In budget statement No. 1, Fiscal strategy and budget priorities, we learn that the budget surplus for 2007-08 was projected to be $10.6 billion in the black. But, if you look at the projections in the out years, you will see that the state of the Australian economy at the time of the last Costello budget projecting into the future was that in the following year, 2008-09, the year we are now in, the budget would have been in surplus to the tune of $12.7 billion. A year beyond that, in 2009-10, the budget would have been in surplus to the tune of $13.8 billion. That was the healthy, robust, solid, solvent state of the Australian economy at the time of the Liberal Party’s last budget.

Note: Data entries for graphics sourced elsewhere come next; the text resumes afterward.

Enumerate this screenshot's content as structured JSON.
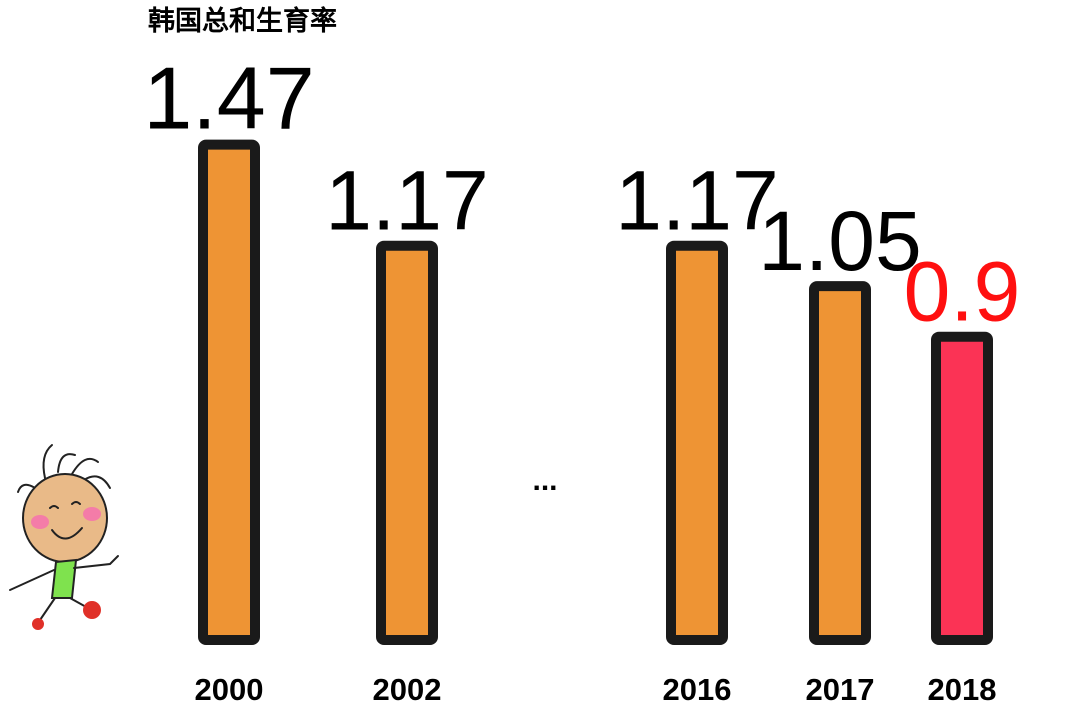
{
  "chart_data": {
    "type": "bar",
    "title": "韩国总和生育率",
    "categories": [
      "2000",
      "2002",
      "2016",
      "2017",
      "2018"
    ],
    "values": [
      1.47,
      1.17,
      1.17,
      1.05,
      0.9
    ],
    "value_labels": [
      "1.47",
      "1.17",
      "1.17",
      "1.05",
      "0.9"
    ],
    "gap_marker": "...",
    "ylim": [
      0,
      1.5
    ],
    "grid": false,
    "colors": {
      "bar": "#EE9434",
      "highlight_bar": "#FB3355",
      "highlight_label": "#FF1010",
      "outline": "#1A1A1A",
      "text": "#000000"
    },
    "highlight_index": 4
  },
  "decoration": {
    "icon": "cartoon-child-icon"
  }
}
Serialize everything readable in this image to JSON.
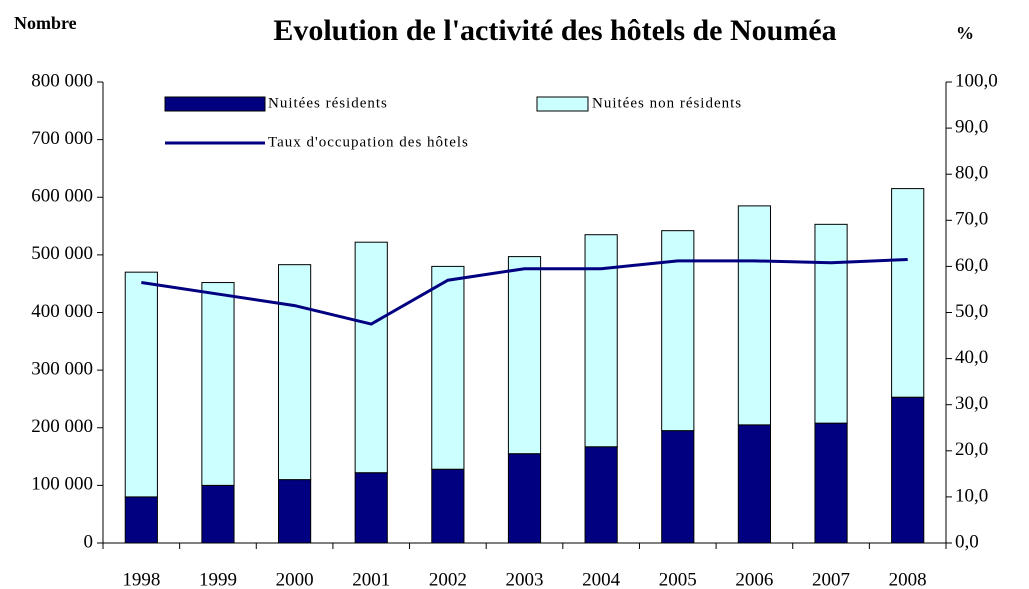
{
  "chart_data": {
    "type": "bar",
    "title": "Evolution de l'activité des hôtels de Nouméa",
    "y_label": "Nombre",
    "y2_label": "%",
    "categories": [
      "1998",
      "1999",
      "2000",
      "2001",
      "2002",
      "2003",
      "2004",
      "2005",
      "2006",
      "2007",
      "2008"
    ],
    "series": [
      {
        "name": "Nuitées résidents",
        "color": "#000080",
        "type": "bar",
        "values": [
          80000,
          100000,
          110000,
          122000,
          128000,
          155000,
          167000,
          195000,
          205000,
          208000,
          253000
        ]
      },
      {
        "name": "Nuitées non résidents",
        "color": "#ccffff",
        "type": "bar",
        "values": [
          390000,
          352000,
          373000,
          400000,
          352000,
          342000,
          368000,
          347000,
          380000,
          345000,
          362000
        ]
      },
      {
        "name": "Taux d'occupation des hôtels",
        "color": "#000080",
        "type": "line",
        "axis": "y2",
        "values": [
          56.5,
          54,
          51.5,
          47.5,
          57,
          59.5,
          59.5,
          61.2,
          61.2,
          60.8,
          61.5
        ]
      }
    ],
    "ylim": [
      0,
      800000
    ],
    "yticks": [
      0,
      {
        "value": 100000,
        "label": "100 000"
      },
      {
        "value": 200000,
        "label": "200 000"
      },
      {
        "value": 300000,
        "label": "300 000"
      },
      {
        "value": 400000,
        "label": "400 000"
      },
      {
        "value": 500000,
        "label": "500 000"
      },
      {
        "value": 600000,
        "label": "600 000"
      },
      {
        "value": 700000,
        "label": "700 000"
      },
      {
        "value": 800000,
        "label": "800 000"
      }
    ],
    "y2lim": [
      0,
      100
    ],
    "y2ticks": [
      {
        "value": 0,
        "label": "0,0"
      },
      {
        "value": 10,
        "label": "10,0"
      },
      {
        "value": 20,
        "label": "20,0"
      },
      {
        "value": 30,
        "label": "30,0"
      },
      {
        "value": 40,
        "label": "40,0"
      },
      {
        "value": 50,
        "label": "50,0"
      },
      {
        "value": 60,
        "label": "60,0"
      },
      {
        "value": 70,
        "label": "70,0"
      },
      {
        "value": 80,
        "label": "80,0"
      },
      {
        "value": 90,
        "label": "90,0"
      },
      {
        "value": 100,
        "label": "100,0"
      }
    ],
    "grid": false
  }
}
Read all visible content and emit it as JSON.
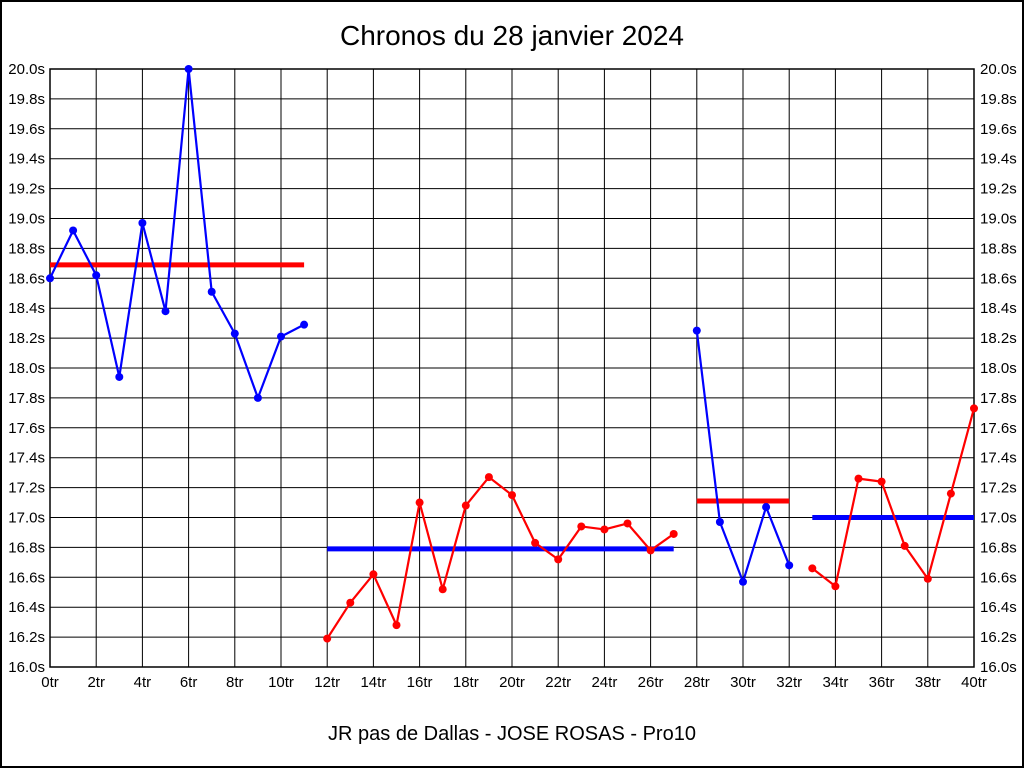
{
  "title": "Chronos du 28 janvier 2024",
  "caption": "JR pas de Dallas - JOSE ROSAS - Pro10",
  "chart_data": {
    "type": "line",
    "title": "Chronos du 28 janvier 2024",
    "subtitle": "JR pas de Dallas - JOSE ROSAS - Pro10",
    "x_unit": "tr",
    "y_unit": "s",
    "xlim": [
      0,
      40
    ],
    "ylim": [
      16.0,
      20.0
    ],
    "x_tick_step": 2,
    "y_tick_step": 0.2,
    "grid": true,
    "legend": "none",
    "x_tick_labels": [
      "0tr",
      "2tr",
      "4tr",
      "6tr",
      "8tr",
      "10tr",
      "12tr",
      "14tr",
      "16tr",
      "18tr",
      "20tr",
      "22tr",
      "24tr",
      "26tr",
      "28tr",
      "30tr",
      "32tr",
      "34tr",
      "36tr",
      "38tr",
      "40tr"
    ],
    "y_tick_labels": [
      "16.0s",
      "16.2s",
      "16.4s",
      "16.6s",
      "16.8s",
      "17.0s",
      "17.2s",
      "17.4s",
      "17.6s",
      "17.8s",
      "18.0s",
      "18.2s",
      "18.4s",
      "18.6s",
      "18.8s",
      "19.0s",
      "19.2s",
      "19.4s",
      "19.6s",
      "19.8s",
      "20.0s"
    ],
    "colors": {
      "blue": "#0000ff",
      "red": "#ff0000"
    },
    "series": [
      {
        "name": "segment-1-blue",
        "color": "blue",
        "x_start": 0,
        "values": [
          18.6,
          18.92,
          18.62,
          17.94,
          18.97,
          18.38,
          20.0,
          18.51,
          18.23,
          17.8,
          18.21,
          18.29
        ]
      },
      {
        "name": "segment-2-red",
        "color": "red",
        "x_start": 12,
        "values": [
          16.19,
          16.43,
          16.62,
          16.28,
          17.1,
          16.52,
          17.08,
          17.27,
          17.15,
          16.83,
          16.72,
          16.94,
          16.92,
          16.96,
          16.78,
          16.89
        ]
      },
      {
        "name": "segment-3-blue",
        "color": "blue",
        "x_start": 28,
        "values": [
          18.25,
          16.97,
          16.57,
          17.07,
          16.68
        ]
      },
      {
        "name": "segment-4-red",
        "color": "red",
        "x_start": 33,
        "values": [
          16.66,
          16.54,
          17.26,
          17.24,
          16.81,
          16.59,
          17.16,
          17.73
        ]
      }
    ],
    "reference_lines": [
      {
        "name": "mean-segment-1",
        "color": "red",
        "x1": 0,
        "x2": 11,
        "y": 18.69
      },
      {
        "name": "mean-segment-2",
        "color": "blue",
        "x1": 12,
        "x2": 27,
        "y": 16.79
      },
      {
        "name": "mean-segment-3",
        "color": "red",
        "x1": 28,
        "x2": 32,
        "y": 17.11
      },
      {
        "name": "mean-segment-4",
        "color": "blue",
        "x1": 33,
        "x2": 40,
        "y": 17.0
      }
    ]
  }
}
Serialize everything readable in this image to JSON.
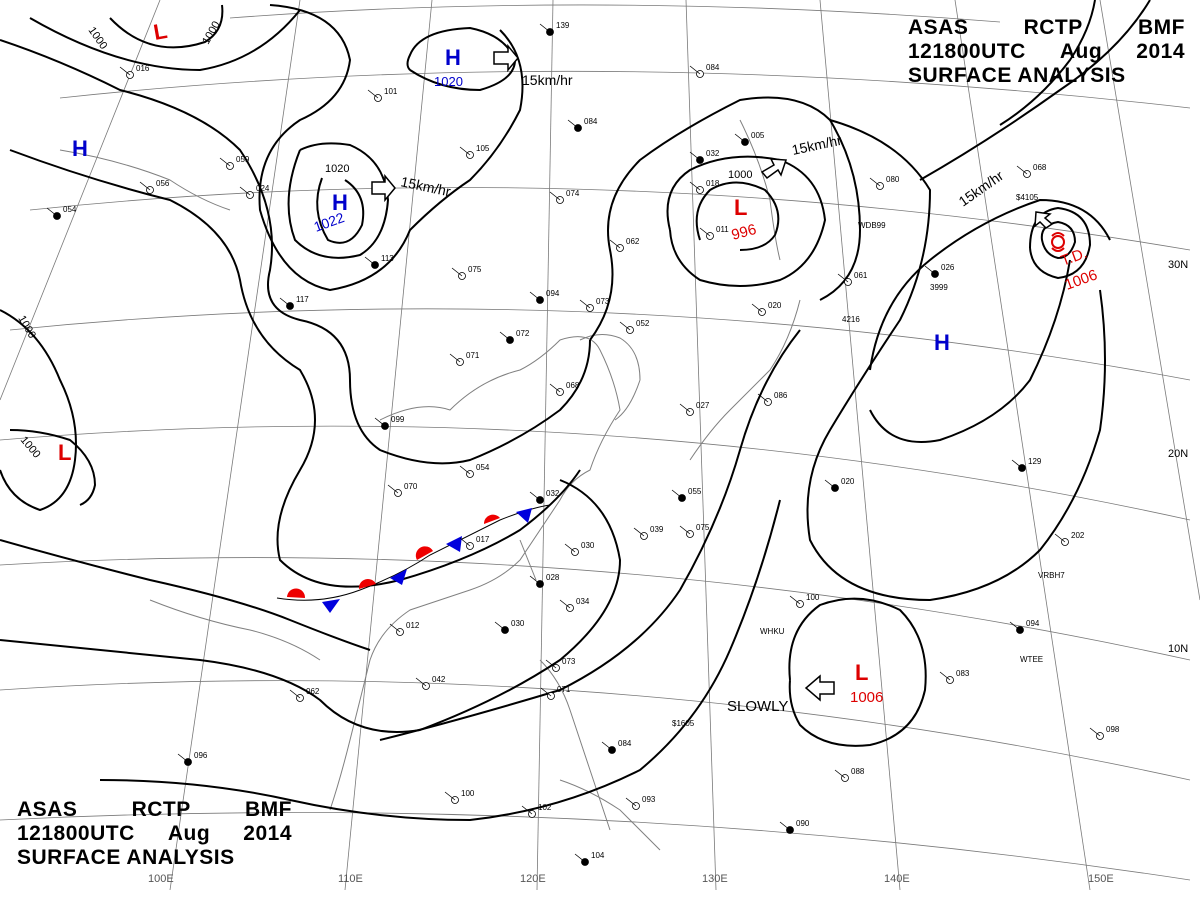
{
  "header": {
    "agency": "ASAS",
    "station": "RCTP",
    "office": "BMF",
    "time": "121800UTC",
    "month": "Aug",
    "year": "2014",
    "title": "SURFACE ANALYSIS"
  },
  "lat_labels": [
    "30N",
    "20N",
    "10N"
  ],
  "lon_labels": [
    "100E",
    "110E",
    "120E",
    "130E",
    "140E",
    "150E"
  ],
  "pressure_centers": [
    {
      "type": "H",
      "value": "1020",
      "color": "#0000cc"
    },
    {
      "type": "H",
      "value": "1022",
      "color": "#0000cc"
    },
    {
      "type": "H",
      "value": "",
      "color": "#0000cc"
    },
    {
      "type": "H",
      "value": "",
      "color": "#0000cc"
    },
    {
      "type": "L",
      "value": "996",
      "color": "#dd0000"
    },
    {
      "type": "L",
      "value": "1006",
      "color": "#dd0000"
    },
    {
      "type": "L",
      "value": "",
      "color": "#dd0000"
    },
    {
      "type": "L",
      "value": "",
      "color": "#dd0000"
    },
    {
      "type": "T.D.",
      "value": "1006",
      "color": "#dd0000"
    }
  ],
  "isobar_labels": [
    "1000",
    "1000",
    "1000",
    "1000",
    "1020",
    "1000"
  ],
  "motion_labels": [
    "15km/hr",
    "15km/hr",
    "15km/hr",
    "15km/hr",
    "SLOWLY"
  ],
  "front": {
    "type": "stationary",
    "warm_color": "#ee0000",
    "cold_color": "#0000dd"
  },
  "station_reports": [
    "139",
    "084",
    "101",
    "084",
    "105",
    "074",
    "113",
    "075",
    "062",
    "094",
    "073",
    "052",
    "072",
    "071",
    "068",
    "099",
    "054",
    "070",
    "032",
    "017",
    "030",
    "028",
    "034",
    "012",
    "030",
    "042",
    "062",
    "096",
    "100",
    "102",
    "104",
    "073",
    "071",
    "084",
    "093",
    "088",
    "090",
    "098",
    "083",
    "094",
    "100",
    "202",
    "129",
    "080",
    "068",
    "055",
    "039",
    "075",
    "032",
    "018",
    "011",
    "005",
    "086",
    "056",
    "054",
    "059",
    "016",
    "117",
    "020",
    "024",
    "026",
    "061",
    "027",
    "020"
  ],
  "ship_ids": [
    "WDB99",
    "WTEE",
    "VRBH7",
    "WHKU",
    "$1605",
    "$4105",
    "3999",
    "4216"
  ]
}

As it turned out, those budget projections were wrong, but they were wrong because they underestimated the robust health of the Australian economy in that last golden year of the Howard government, when the economic circumstances of this country were such as filled individuals, households and businesses with confidence. When it came to the time of the election on 24 November 2007—only six months after Mr Costello’s last budget—the state of the economy was so healthy that the budget surplus which the incoming Rudd government inherited had been revised upwards to $21 billion. That does not include the amount of money that had been set aside prudently in capital funds such as the Future Fund and the Higher Education Endowment Fund to make provision to relieve the debt burden from the backs of future generations—from the backs of your children and my children, Mr Acting Deputy President. Australia was $21 billion in the black—not even taking into account the Future Fund and the Higher Education Endowment Fund—and that is what the Labor Party inherited from us. Twelve and a half years earlier, we had inherited $96 billion in the red from them.
Mr Acting Deputy President, you might think that a government newly in power—even a Labor government—led by a Prime Minister who announced boldly during the election campaign in a slick television commercial that he wore the badge of an economic conservative with pride, which inherited a $21 billion surplus in a growing economy would at least have a few years before it would destroy the country’s fiscal position. We know that sooner or later Labor governments always destroy the country’s fiscal position.